Estemmenosuchus and Edaphosaurus Models

Team members at Everything Dinosaur have posted up an image featuring two of their favourite Permian tetrapods, the sail-backed, herbivorous reptile Edaphosaurus and the “crowned crocodile” Estemmenosuchus.  Although these reptiles lived during the Permian geological period, their fossils are not found in the same rock formations and although both animals are classified as members of the Class Synapsida, they are not closely related.

An Illustration of Estemmenosuchus and Edaphosaurus

The CollectA Deluxe Estemmenosuchus and the CollectA Edaphosaurus model.

The CollectA 1:20 scale Estemmenosuchus model and the CollectA Edaphosaurus figure. What a splendid pair of Palaeozoic Era models!

Picture Credit: Everything Dinosaur

CollectA 1:20 Scale Estemmenosuchus and the CollectA Edaphosaurus

Often described as dinosaurs, these two CollectA figures represent vertebrates that lived long before the first dinosaurs evolved.  As synapsids, they are actually more closely related to modern mammals than they are to the Dinosauria.  The CollectA Deluxe 1:20 scale Estemmenosuchus was introduced in 2018, whilst the CollectA Edaphosaurus came out earlier this year (2019).  They are most impressive models and are part of an initiative by CollectA to add more models and replicas of animals that existed before the dinosaurs evolved to their already extensive range of prehistoric animal figures.

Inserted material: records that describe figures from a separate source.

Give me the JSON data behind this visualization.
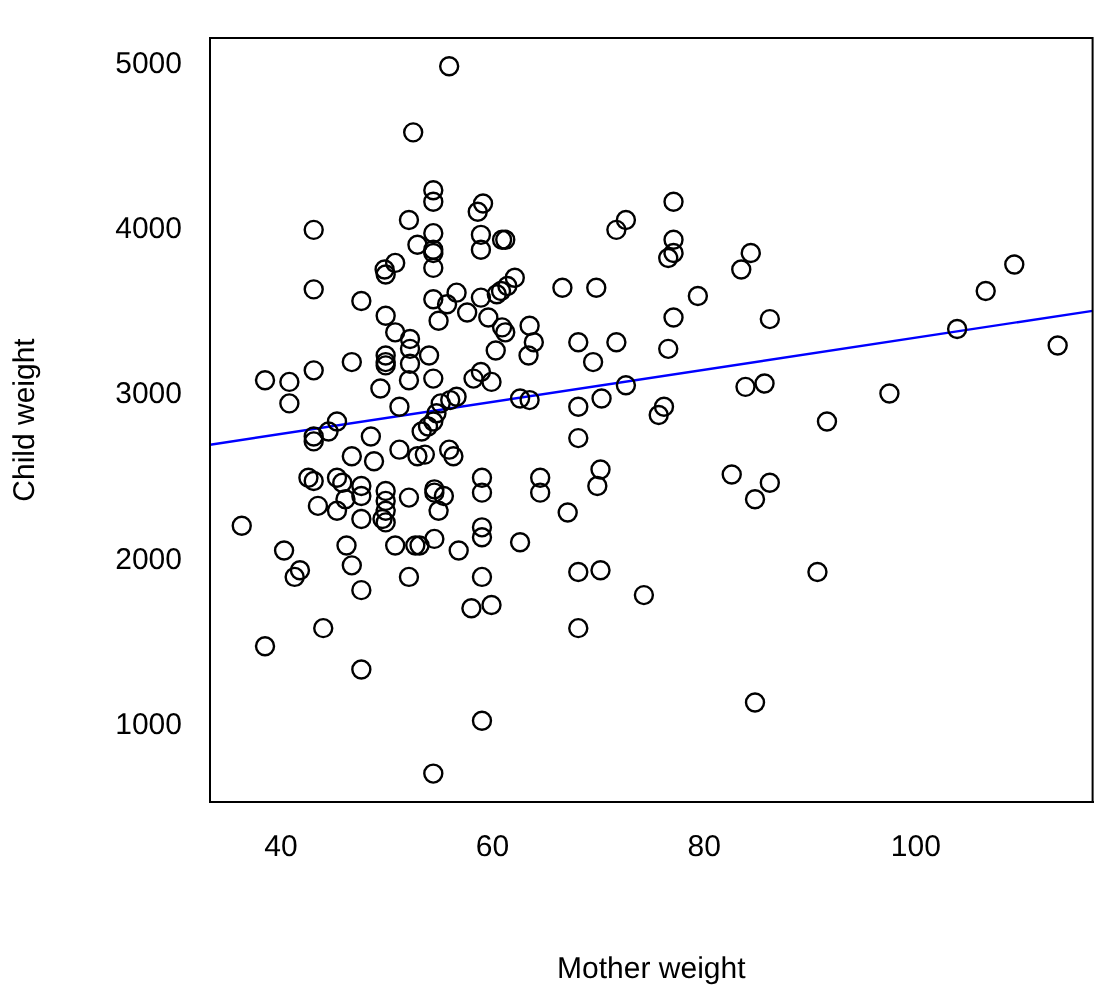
{
  "chart_data": {
    "type": "scatter",
    "xlabel": "Mother weight",
    "ylabel": "Child weight",
    "xlim": [
      33.3,
      116.7
    ],
    "ylim": [
      538,
      5161
    ],
    "xticks": [
      40,
      60,
      80,
      100
    ],
    "yticks": [
      1000,
      2000,
      3000,
      4000,
      5000
    ],
    "grid": false,
    "legend": false,
    "marker": "circle",
    "series": [
      {
        "color": "#000000",
        "x": [
          52.5,
          43.1,
          52.1,
          52.9,
          49.8,
          50.8,
          49.9,
          43.1,
          47.6,
          49.9,
          50.8,
          52.2,
          52.2,
          52.2,
          49.9,
          49.9,
          49.9,
          43.1,
          46.7,
          38.5,
          40.8,
          40.8,
          49.4,
          52.1,
          51.2,
          45.3,
          44.5,
          43.1,
          43.1,
          48.5,
          46.7,
          48.8,
          51.2,
          52.9,
          42.6,
          43.1,
          45.3,
          45.8,
          47.6,
          47.6,
          46.1,
          49.9,
          49.9,
          49.9,
          49.6,
          49.9,
          52.1,
          43.5,
          45.3,
          47.6,
          36.3,
          46.2,
          50.8,
          52.7,
          40.3,
          46.7,
          41.8,
          41.3,
          52.1,
          47.6,
          44.0,
          38.5,
          47.6,
          55.9,
          54.4,
          54.4,
          58.6,
          59.1,
          71.7,
          72.6,
          54.4,
          54.4,
          54.4,
          54.4,
          58.9,
          58.9,
          60.9,
          61.2,
          62.1,
          61.4,
          60.8,
          60.4,
          66.6,
          69.8,
          56.6,
          55.7,
          54.4,
          54.9,
          57.6,
          58.9,
          59.6,
          60.9,
          61.2,
          63.5,
          63.9,
          63.4,
          60.3,
          68.1,
          69.5,
          71.7,
          54.0,
          54.4,
          58.2,
          58.9,
          59.9,
          56.6,
          56.0,
          55.1,
          54.7,
          54.4,
          53.9,
          53.3,
          62.6,
          63.5,
          68.1,
          70.3,
          72.6,
          68.1,
          53.6,
          55.9,
          56.3,
          59.0,
          59.0,
          64.5,
          64.5,
          70.2,
          69.9,
          67.1,
          54.5,
          54.5,
          55.4,
          54.9,
          59.0,
          59.0,
          53.1,
          54.5,
          56.8,
          62.6,
          59.0,
          58.0,
          59.9,
          68.1,
          70.2,
          68.1,
          74.3,
          59.0,
          54.4,
          77.1,
          77.1,
          77.1,
          76.6,
          84.4,
          83.5,
          79.4,
          77.1,
          86.2,
          76.6,
          103.9,
          106.6,
          109.3,
          113.4,
          83.9,
          85.7,
          76.2,
          75.7,
          97.5,
          91.6,
          82.6,
          84.8,
          86.2,
          90.7,
          84.8
        ],
        "values": [
          4590,
          4000,
          4060,
          3910,
          3760,
          3800,
          3730,
          3640,
          3570,
          3480,
          3380,
          3340,
          3280,
          3190,
          3240,
          3200,
          3180,
          3150,
          3200,
          3090,
          3080,
          2950,
          3040,
          3090,
          2930,
          2840,
          2780,
          2750,
          2720,
          2750,
          2630,
          2600,
          2670,
          2630,
          2500,
          2480,
          2500,
          2470,
          2450,
          2390,
          2370,
          2420,
          2360,
          2300,
          2250,
          2230,
          2380,
          2330,
          2300,
          2250,
          2210,
          2090,
          2090,
          2090,
          2060,
          1970,
          1940,
          1900,
          1900,
          1820,
          1590,
          1480,
          1340,
          4990,
          4240,
          4170,
          4110,
          4160,
          4000,
          4060,
          3980,
          3880,
          3860,
          3770,
          3970,
          3880,
          3940,
          3940,
          3710,
          3660,
          3630,
          3610,
          3650,
          3650,
          3620,
          3550,
          3580,
          3450,
          3500,
          3590,
          3470,
          3410,
          3380,
          3420,
          3320,
          3240,
          3270,
          3320,
          3200,
          3320,
          3240,
          3100,
          3100,
          3140,
          3080,
          2990,
          2970,
          2950,
          2890,
          2840,
          2810,
          2780,
          2980,
          2970,
          2930,
          2980,
          3060,
          2740,
          2640,
          2670,
          2630,
          2500,
          2410,
          2500,
          2410,
          2550,
          2450,
          2290,
          2430,
          2410,
          2390,
          2300,
          2200,
          2140,
          2090,
          2130,
          2060,
          2110,
          1900,
          1710,
          1730,
          1930,
          1940,
          1590,
          1790,
          1030,
          710,
          4170,
          3940,
          3860,
          3830,
          3860,
          3760,
          3600,
          3470,
          3460,
          3280,
          3400,
          3630,
          3790,
          3300,
          3050,
          3070,
          2930,
          2880,
          3010,
          2840,
          2520,
          2370,
          2470,
          1930,
          1140
        ]
      },
      {
        "type": "line",
        "marker": "none",
        "color": "#0000ff",
        "x": [
          33.3,
          116.7
        ],
        "values": [
          2700,
          3510
        ]
      }
    ]
  }
}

The first species assigned to the genus Edaphosaurus may have originated in the Late Carboniferous.  Edaphosaurus spp. fossils are known from the southern United States and Europe (notably the Czech Republic and Germany).  In contrast, Estemmenosuchus fossil material, as far as we at Everything Dinosaur know, comes from the Perm region of Russia.  It is from this region of Russia that the geological period – the Permian was named.

The image (above), depicts two splendid CollectA figures, the company has been praised for introducing more replicas of Palaeozoic animals into its model range, but based on the current fossil record, such a meeting between these two animals never took place.  Estemmenosuchus was geographically and chronologically separated from those species assigned to the Edaphosaurus genus.

In answer to a query raised by one of Everything Dinosaur’s customers, the CollectA Deluxe Estemmenosuchus model does indeed have an articulated jaw.